At ask.com, I asked the price of a plastic grocery bag. There was no direct answer, just a lot of links, a la Google. One of them, I could see in the top excerpt, had that four cents figure in it.
But I was looking for something else: an online wholesaler from which a store could buy such plastic bags. I didn’t have to go far: there were scads of suppliers, one of which, BagsOnNet.com, seemed businesslike enough to get a probable rough estimate.
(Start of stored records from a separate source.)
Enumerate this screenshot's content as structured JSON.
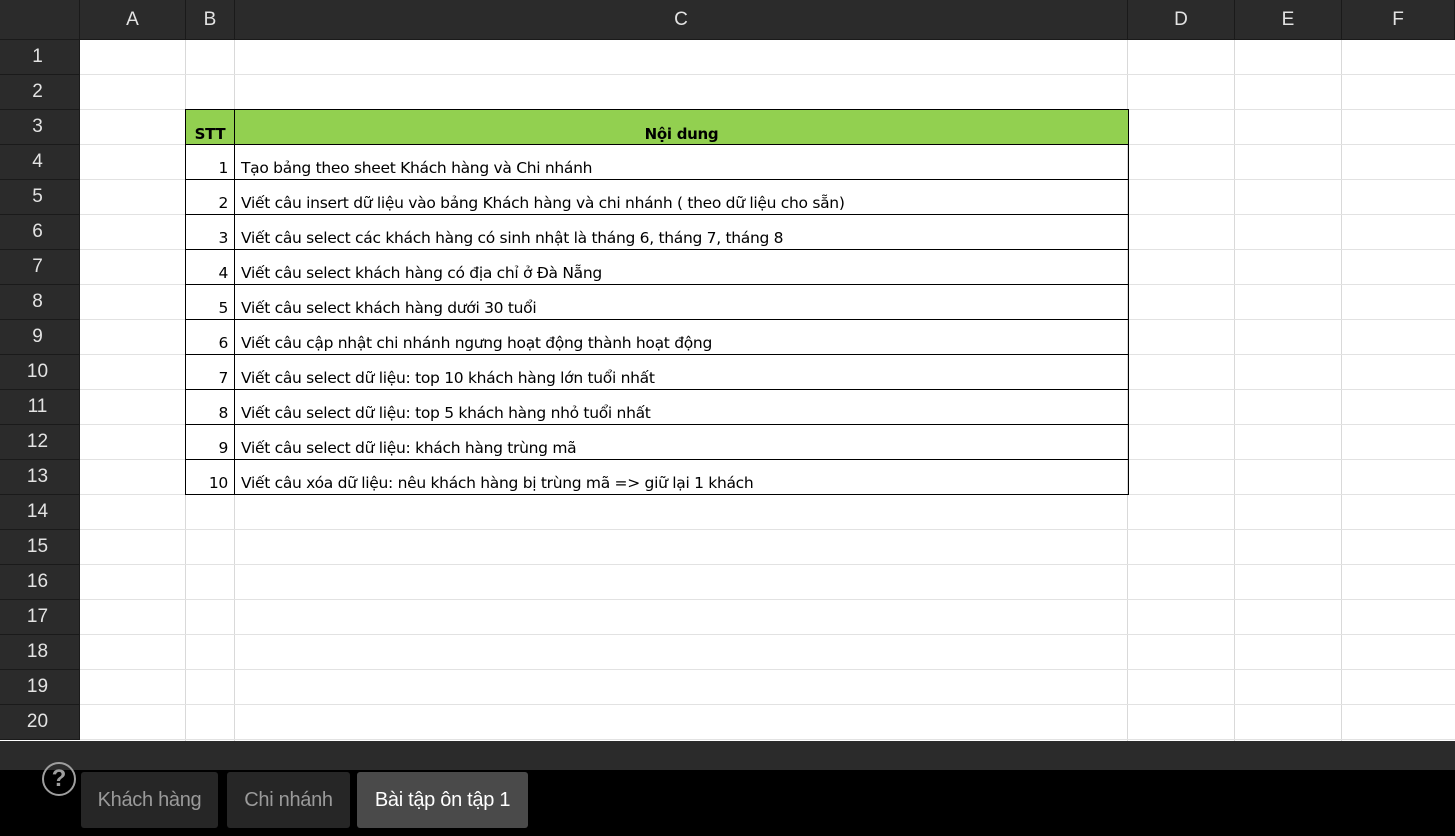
{
  "columns": [
    "A",
    "B",
    "C",
    "D",
    "E",
    "F"
  ],
  "rows": [
    "1",
    "2",
    "3",
    "4",
    "5",
    "6",
    "7",
    "8",
    "9",
    "10",
    "11",
    "12",
    "13",
    "14",
    "15",
    "16",
    "17",
    "18",
    "19",
    "20"
  ],
  "table": {
    "header_stt": "STT",
    "header_content": "Nội dung",
    "header_color": "#92d050",
    "items": [
      {
        "stt": "1",
        "text": "Tạo bảng theo sheet Khách hàng và Chi nhánh"
      },
      {
        "stt": "2",
        "text": "Viết câu insert dữ liệu vào bảng Khách hàng và chi nhánh ( theo dữ liệu cho sẵn)"
      },
      {
        "stt": "3",
        "text": "Viết câu select các khách hàng có sinh nhật là tháng 6, tháng 7, tháng 8"
      },
      {
        "stt": "4",
        "text": "Viết câu select khách hàng có địa chỉ ở Đà Nẵng"
      },
      {
        "stt": "5",
        "text": "Viết câu select khách hàng dưới 30 tuổi"
      },
      {
        "stt": "6",
        "text": "Viết câu cập nhật chi nhánh ngưng hoạt động thành hoạt động"
      },
      {
        "stt": "7",
        "text": "Viết câu select dữ liệu: top 10 khách hàng lớn tuổi nhất"
      },
      {
        "stt": "8",
        "text": "Viết câu select dữ liệu: top 5 khách hàng nhỏ tuổi nhất"
      },
      {
        "stt": "9",
        "text": "Viết câu select dữ liệu: khách hàng trùng mã"
      },
      {
        "stt": "10",
        "text": "Viết câu xóa dữ liệu: nêu khách hàng bị trùng mã => giữ lại 1 khách"
      }
    ]
  },
  "sheet_tabs": [
    {
      "label": "Khách hàng",
      "active": false
    },
    {
      "label": "Chi nhánh",
      "active": false
    },
    {
      "label": "Bài tập ôn tập 1",
      "active": true
    }
  ],
  "icons": {
    "help": "help-icon"
  }
}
They listed quite a few plastic bags, from sandwich to garbage, but the regular size “tee shirt” bag seemed like the right one (12x6x22). Two types were available, a brown “Thank You” bag for $16.99 per thousand, and a white Happy Face bag for $18.99 per thousand. Choosing the latter, to arrive at a conservative (high) estimate of the cost, I went to shipping costs. That was determined by UPS. Nothing said how much 1,000 such bags weighed, packaged, so I put the figure of 10 pounds in their calculator, and got a shipping cost to Middlebury, Vermont of $8.70. If the bags weighed five pounds, they would cost $8.04 for the tightest ship in the shipping business to deliver them. Weight was clearly less a factor than having to make the trip at all—the transportation industry’s version of Woody Allen’s principle that “Eighty percent of success is showing up.”
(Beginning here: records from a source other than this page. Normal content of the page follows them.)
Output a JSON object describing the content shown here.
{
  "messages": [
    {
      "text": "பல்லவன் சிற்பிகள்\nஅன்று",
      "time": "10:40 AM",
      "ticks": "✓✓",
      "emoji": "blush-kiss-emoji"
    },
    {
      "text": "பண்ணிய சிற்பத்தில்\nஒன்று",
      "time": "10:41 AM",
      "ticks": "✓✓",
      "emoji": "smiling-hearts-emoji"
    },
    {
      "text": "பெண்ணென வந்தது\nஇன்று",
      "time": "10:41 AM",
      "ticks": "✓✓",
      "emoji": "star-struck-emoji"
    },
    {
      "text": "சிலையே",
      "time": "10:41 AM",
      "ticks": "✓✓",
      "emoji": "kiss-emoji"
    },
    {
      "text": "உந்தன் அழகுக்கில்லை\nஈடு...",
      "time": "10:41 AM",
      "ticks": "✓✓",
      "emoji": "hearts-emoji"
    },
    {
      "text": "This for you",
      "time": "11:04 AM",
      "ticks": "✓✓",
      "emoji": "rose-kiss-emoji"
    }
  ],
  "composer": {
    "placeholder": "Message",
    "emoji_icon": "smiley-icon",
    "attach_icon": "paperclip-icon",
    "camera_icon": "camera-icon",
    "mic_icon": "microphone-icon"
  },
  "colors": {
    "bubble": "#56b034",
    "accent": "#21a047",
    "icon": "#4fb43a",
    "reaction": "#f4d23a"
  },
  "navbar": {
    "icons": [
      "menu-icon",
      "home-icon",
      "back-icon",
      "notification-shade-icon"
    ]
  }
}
Arithmetic arrived at a total cost of $27.69. Dividing that by 1,000, my calculator and my graded-school method (thank you, Miss Needham, wherever you aren’t) both arrived at a per-bag cost of $02.77 cents per bag—less than three cents.
A store would probably order more than one package of 1,000, and would either do some comparison shopping or, in the case of a large chain, either do some bargaining or acquire a bagmaker and get the things at a figure closer to the cost of production. So my fact-checking conclusion is that the cost of a plastic bag is less than three cents for a store of any significance, and probably two cents or less for the franchise stores at which most of the shopping is done.
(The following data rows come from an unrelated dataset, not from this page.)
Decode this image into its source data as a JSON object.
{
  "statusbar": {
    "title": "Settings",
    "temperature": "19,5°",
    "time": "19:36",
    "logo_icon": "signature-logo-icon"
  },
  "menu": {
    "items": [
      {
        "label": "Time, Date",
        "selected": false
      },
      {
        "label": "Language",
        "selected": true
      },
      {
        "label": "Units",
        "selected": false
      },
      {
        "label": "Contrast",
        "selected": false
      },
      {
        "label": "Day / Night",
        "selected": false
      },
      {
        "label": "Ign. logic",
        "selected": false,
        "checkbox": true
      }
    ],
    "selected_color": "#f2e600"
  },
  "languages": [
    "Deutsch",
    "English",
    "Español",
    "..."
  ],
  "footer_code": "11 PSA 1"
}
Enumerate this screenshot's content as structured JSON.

That’s a high enough cost, multiplied by millions of consumers, for me to get serious about bringing a canvas bag shopping more often. But not always: we use the paper bags to store and put out our paper recyclables (Middlebury has municipal recycling, and you’re billed for it whether you use it or not, so it behooves you to use it) so as often as not, we ask for paper rather than plastic. Heaven knows what those things cost, and how many trees. I’ll dig into that another day.
But four cents for plastic is an environmentalist piety, not a fact. Bag that one.